Enter the forecast for a perfect blizzard at Silverton.
The weather held for the first ten miles. We ran out of town on the train tracks cutting through the Animas River gorge. The other runners were clearly as hardy as those who had finished Bear the year prior. I could tell by their conversations, their gear, and the size of their calves.
Instead of focusing on spiraling thoughts, I got lost in the scenery – the granite peaks; the reds, oranges, and yellows aspens; and the turquoise river. That part of the gorge isn’t accessible other than via the train, and witnessing the Weminuche Wilderness, so relatively untouched, was a privilege.
A woman from California named Nicole Honda chatted with me in those early miles. Like me, she wasn’t concerned about time, just finishing and doing so safely, and we decided to stick together.
The precipitation started as we climbed towards Engineer Mountain and 12,000-foot-plus Rolling Pass. I shrugged off the frozen graupel, but then the wind picked up. Snow flew into our faces. Our eyelashes froze. By tree line, inches of fresh snow obscured the trail. Even the footsteps from the runner in front of us were already vanished. Our only directional clues were the well-placed stakes sticking out of the snow. Nicole and I became two penguins waddling one right behind the other, taking turns exposing ourselves to the wind. For those miles, we continued to move out of self preservation far more than for a finish line.
At the aid station a half mile from the course high point, volunteers huddled together with their necks and chins burrowed in heavy coats. They had carried supplies up the mountain, camped, and waited for us in this blizzard for all of these hours. Nicole and I each chugged a cup of miso soup. We couldn’t do much more to help ourselves; our hands were so cold working our water or food packaging was next to impossible.
I still can’t imagine how those volunteers stayed warm enough – and chipper enough – to serve us when we came through. Those same volunteers would later find my phone which I would drop in the snow not far from there.

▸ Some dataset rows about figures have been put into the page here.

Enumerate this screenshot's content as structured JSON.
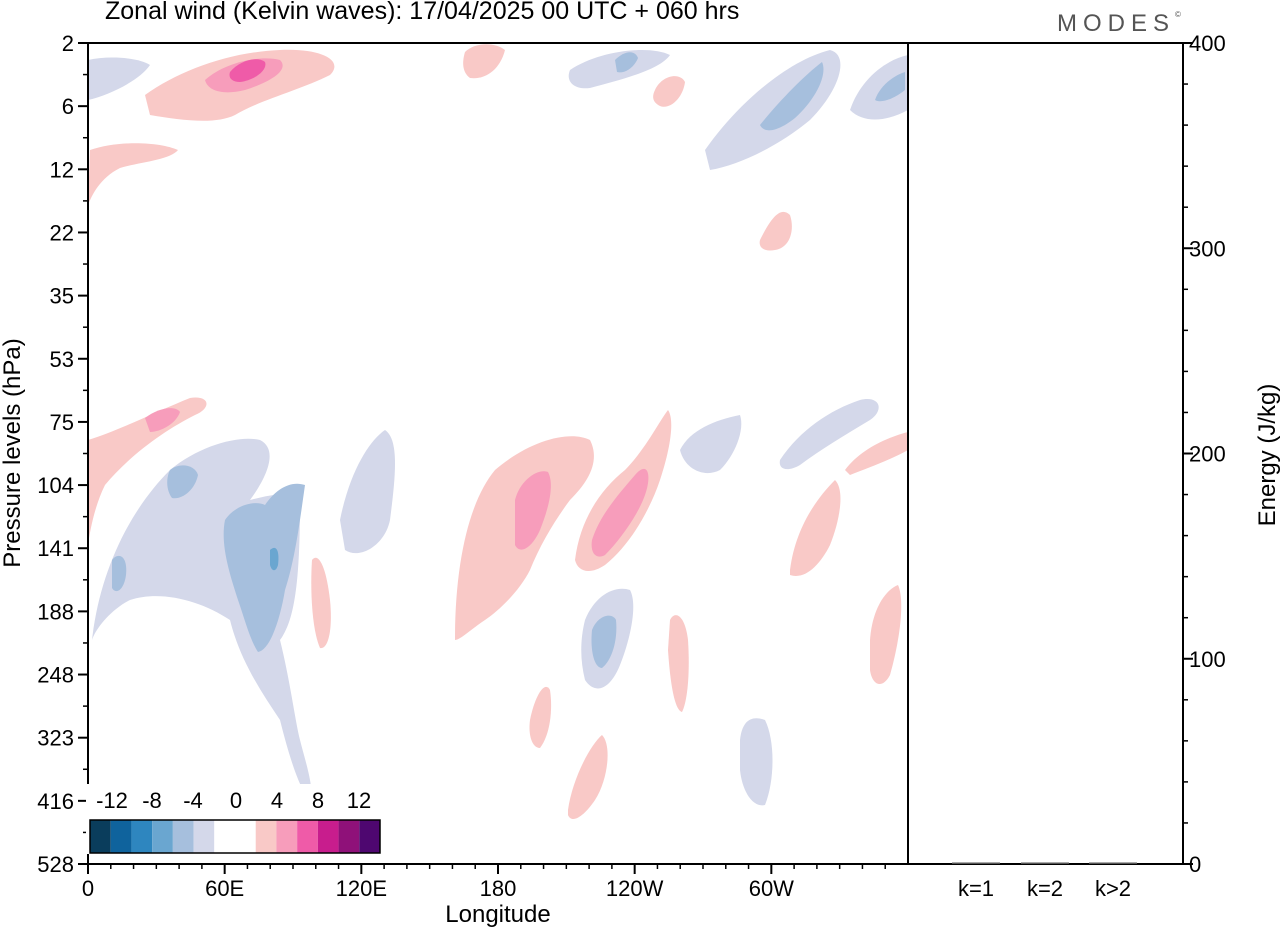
{
  "header": {
    "title": "Zonal wind (Kelvin waves):  17/04/2025  00 UTC  + 060 hrs",
    "brand": "MODES"
  },
  "colors": {
    "neg": [
      "#0a3d5c",
      "#0f639d",
      "#2e86bf",
      "#6aa6d0",
      "#a6bfdd",
      "#d4d8ea"
    ],
    "zero": "#ffffff",
    "pos": [
      "#f9c9c7",
      "#f79dbb",
      "#ef5ba8",
      "#c81d8d",
      "#8f1179",
      "#4e0770"
    ]
  },
  "chart_data": [
    {
      "type": "contour",
      "xlabel": "Longitude",
      "ylabel": "Pressure levels (hPa)",
      "x_ticks": [
        "0",
        "60E",
        "120E",
        "180",
        "120W",
        "60W"
      ],
      "y_ticks": [
        "2",
        "6",
        "12",
        "22",
        "35",
        "53",
        "75",
        "104",
        "141",
        "188",
        "248",
        "323",
        "416",
        "528"
      ],
      "colorbar": {
        "labels": [
          "-12",
          "-8",
          "-4",
          "0",
          "4",
          "8",
          "12"
        ],
        "levels": [
          -14,
          -12,
          -10,
          -8,
          -6,
          -4,
          -2,
          2,
          4,
          6,
          8,
          10,
          12
        ]
      }
    },
    {
      "type": "bar",
      "ylabel": "Energy (J/kg)",
      "categories": [
        "k=1",
        "k=2",
        "k>2"
      ],
      "values": [
        0.5,
        0.5,
        0.5
      ],
      "ylim": [
        0,
        400
      ],
      "y_ticks": [
        "0",
        "100",
        "200",
        "300",
        "400"
      ]
    }
  ]
}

Volunteers: thank you!
By the next aid station, Nicole and I had descended to below 10,000 feet. The trees provided some shelter from the wind, and the worst of the storm had passed. Still, I shivered.
Yet another heroic volunteer helped us sort through the layers of clothes we had stuffed in our drop bags, and we made a complete wardrobe change. Even in dry clothes, I struggled to warm up. My hands still didn’t work properly. I sat, ate, and held my hands over a stove until my fingers could function again.
Ten miles remained. I had all the excuse I needed to drop.
Instead, I found strength in our team of two, in the majesty of those mountains, and in the generosity of the volunteers who served us. Nicole and I left the warm aid station and continued on.